In 2009, Söderlund was awarded the HR Research Award for Best Research on HRM 2009 by the Uppsala University and the Institute for Personnel & Corporate Development (IPF). In 2011, he and Karin Bredin obtained the International Project Management Association (IPMA) Research Award 2011 for "outstanding research on HRM in project-based organizations".

== Selected publications ==
- Lars Lindkvist, Jonas Söderlund & Fredrik Tell Managing product development projects: on the significance of fountains and deadlines,1998.
- Jonas Söderlund. Time-limited and Complex Interaction: Studies of Industrial Projects. Ekonomiska institutionen, Univ. [distributör], 2000.
- Jonas Söderlund. Developing project competence: empirical regularities in competitive project operations, 2005.
- Jonas Söderlund. HRM in project-intensive firms: changes and challenges, 2006.
- Karin Bredin & Jonas Söderlund.
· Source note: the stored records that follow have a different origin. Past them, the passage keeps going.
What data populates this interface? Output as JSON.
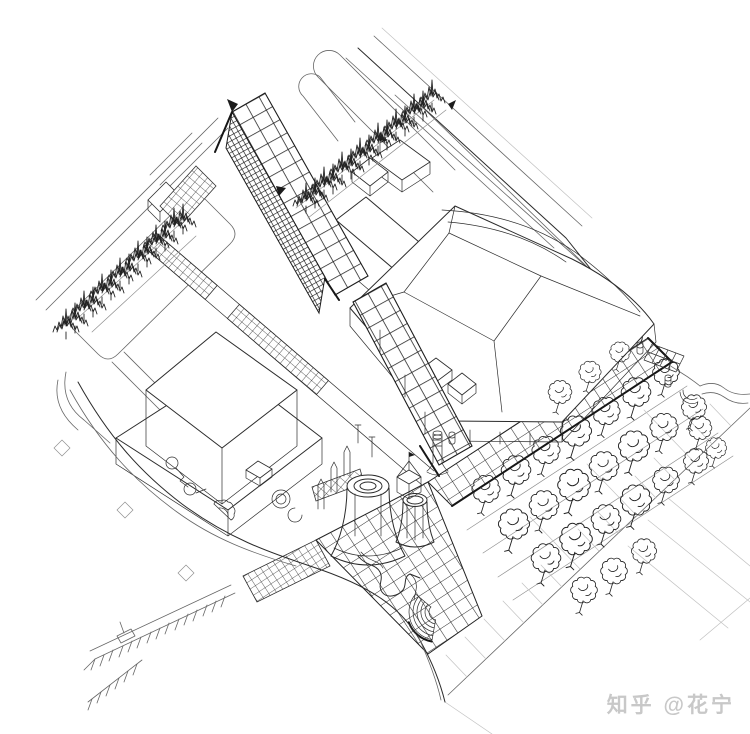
{
  "page": {
    "title": "Urban design site axonometric line drawing",
    "background": "#ffffff"
  },
  "watermark": {
    "text": "知乎 @花宁",
    "color": "#c6c6c6"
  },
  "palette": {
    "background": "#ffffff",
    "ink": "#2b2b2b",
    "ink_light": "#8f8f8f",
    "ink_faint": "#c2c2c2",
    "watermark": "#c6c6c6"
  },
  "drawing": {
    "type": "architectural axonometric bird's-eye ink line drawing of an urban plaza site",
    "elements": [
      {
        "name": "street-grid",
        "label": "Diagonal street grid with rounded-corner city blocks"
      },
      {
        "name": "concert-hall-building",
        "label": "Large faceted-roof civic building (upper right)"
      },
      {
        "name": "office-building",
        "label": "Stepped two-tier office block (left)"
      },
      {
        "name": "trellis-canopy",
        "label": "Tall diagonal grid trellis wall with pointed peak"
      },
      {
        "name": "pedestrian-bridge",
        "label": "Straight elevated walkway with checkered deck"
      },
      {
        "name": "cylindrical-towers",
        "label": "Round flared towers and pavilion at plaza center"
      },
      {
        "name": "amphitheater-steps",
        "label": "Concentric curved steps"
      },
      {
        "name": "grid-promenade",
        "label": "Gridded paved promenade band"
      },
      {
        "name": "grid-apron",
        "label": "Wide gridded plaza apron"
      },
      {
        "name": "conifer-row-upper",
        "label": "Row of conifer trees (upper center)"
      },
      {
        "name": "conifer-row-left",
        "label": "Row of conifer trees (left block)"
      },
      {
        "name": "tree-bosque",
        "label": "Bosque of round-canopy trees in diagonal rows (lower right)"
      },
      {
        "name": "curved-road",
        "label": "Sweeping curved road (bottom)"
      },
      {
        "name": "parking-lot",
        "label": "Angled parking stalls (bottom left)"
      },
      {
        "name": "plaza-follies",
        "label": "Curvilinear plaza follies and scalloped apse"
      },
      {
        "name": "paving-diamonds",
        "label": "Small diamond paving markers"
      }
    ]
  }
}
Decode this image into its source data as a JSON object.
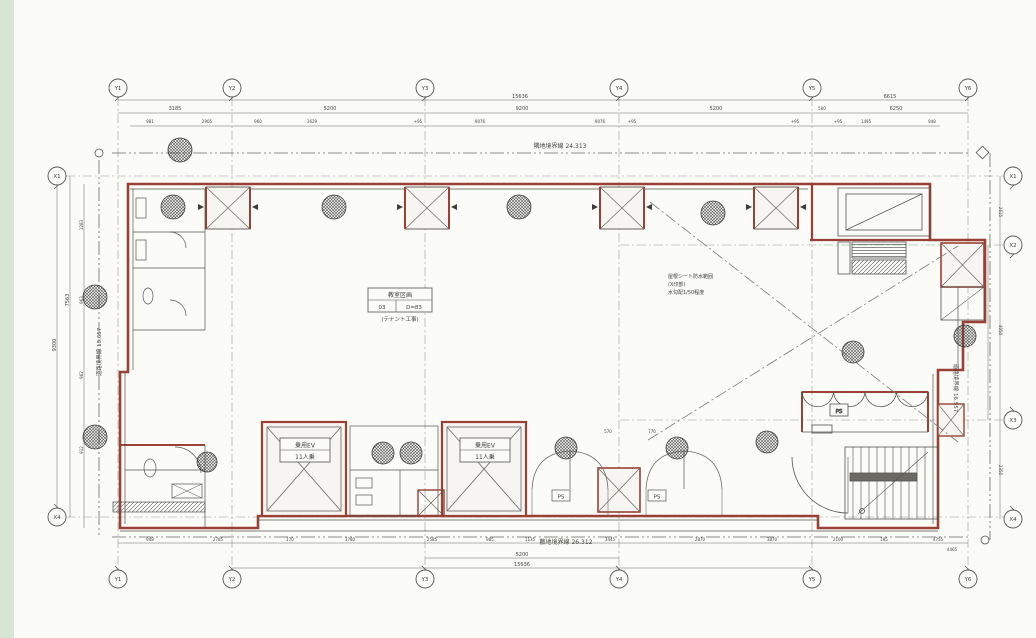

Human resource management in project-based organizations : the HR quadriad framework, 2011.
- Jonas Söderlund. Project Management and Organization Theory: IRNOP Meets PMJ. 2014.
- Peter Morris, Jeff Pinto & Jonas Söderlund (Eds.) Oxford Handbook of Project Management, Oxford: Oxford University Press, 2011.

- Articles, a selection
- Jonas Söderlund. "Building theories of project management: past research, questions for the future". International journal of project management 22.3 (2004): 183-191.
- Söderlund, Jonas. "On the broadening scope of the research on projects: a review and a model for analysis". International Journal of Project Management 22.8 (2004): 655-667.
- Söderlund, Jonas. "Pluralism in project management: navigating the crossroads of specialization and fragmentation". International Journal of Management Reviews 13.2 (2011): 153-176.